The present invention relates to the field of integrated circuits, and more specifically, to improving the interfacing of integrated circuit in a mixed-voltage environment.
The integrated circuit business and semiconductor industry are continually driven to reduce cost, reduce power, and improve performance. The integrated circuit products include microprocessors, memories, programmable logic, programmable controllers, application specific integrated circuits, and many other types of integrated circuits. Price reduction is strongly driven by migrating products to scaled processes, which reduce die sizes and increase yields. Power reduction has been achieved by circuit design techniques, power management schemes, and parasitic scaling, among other factors. Performance improvement has resulted from design techniques, process enhancements, and parasitic scaling, among other factors.
Process technology is improving. Resulting from the continual scaling and shrinking of device geometries, device sizes and dimensions require the operating voltages to be scaled. Operating voltages have been scaled down from 5 volts to 3.3 volts. This has resulted in the need for mixed-voltage-mode systems. That is, integrated circuits will need to interface with various operating voltages. And, further reductions are expected in the future. This industry provides products and printed circuit boards (PCBs) that utilize both 3.3-volt and 5-volt integrated circuits and devices. It is expected that there may be a considerable transition period for the standard power supply to switch from one voltage level to a lower voltage level.
Process scaling is the dominant method of reducing the die cost.
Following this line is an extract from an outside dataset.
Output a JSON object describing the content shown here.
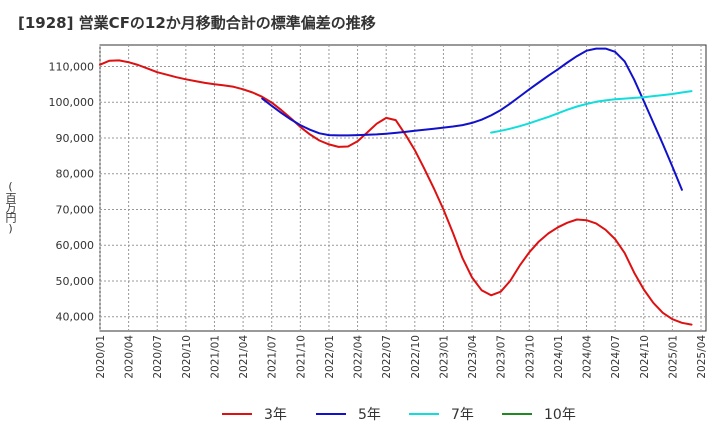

The cost is achieved by receiving higher yields associated with smaller die sizes. Presently, power supply voltages are being reduced as the scaling progresses towards device dimensions that necessitate the reduction of voltage differences across these dimensions.
All manufacturers have not switched over to the lower power supply, simultaneously. Thus the scaling of the operating voltage has resulted in creating a multiple voltage mode industry. Integrated circuit companies must provide products capable of addressing the needs during this intermediate phase before the industry transitions to a single lower power supply voltage. It is expected that this industry will require some time to successfully transition over to the lower power supply.
As can be seen, an improved technique of fabricating, and operating integrated circuits is needed to meet these demands. These integrated circuits should interact with devices that are designed to operate at either the standard or the new lower power supply. The integrated circuit should also provide a cost reduction path to customers that continue to design 5-volt-only systems. Integrated circuits should provide the manufacturer with the flexibility to chose the market to support with a minimum cost and the shortest time to market.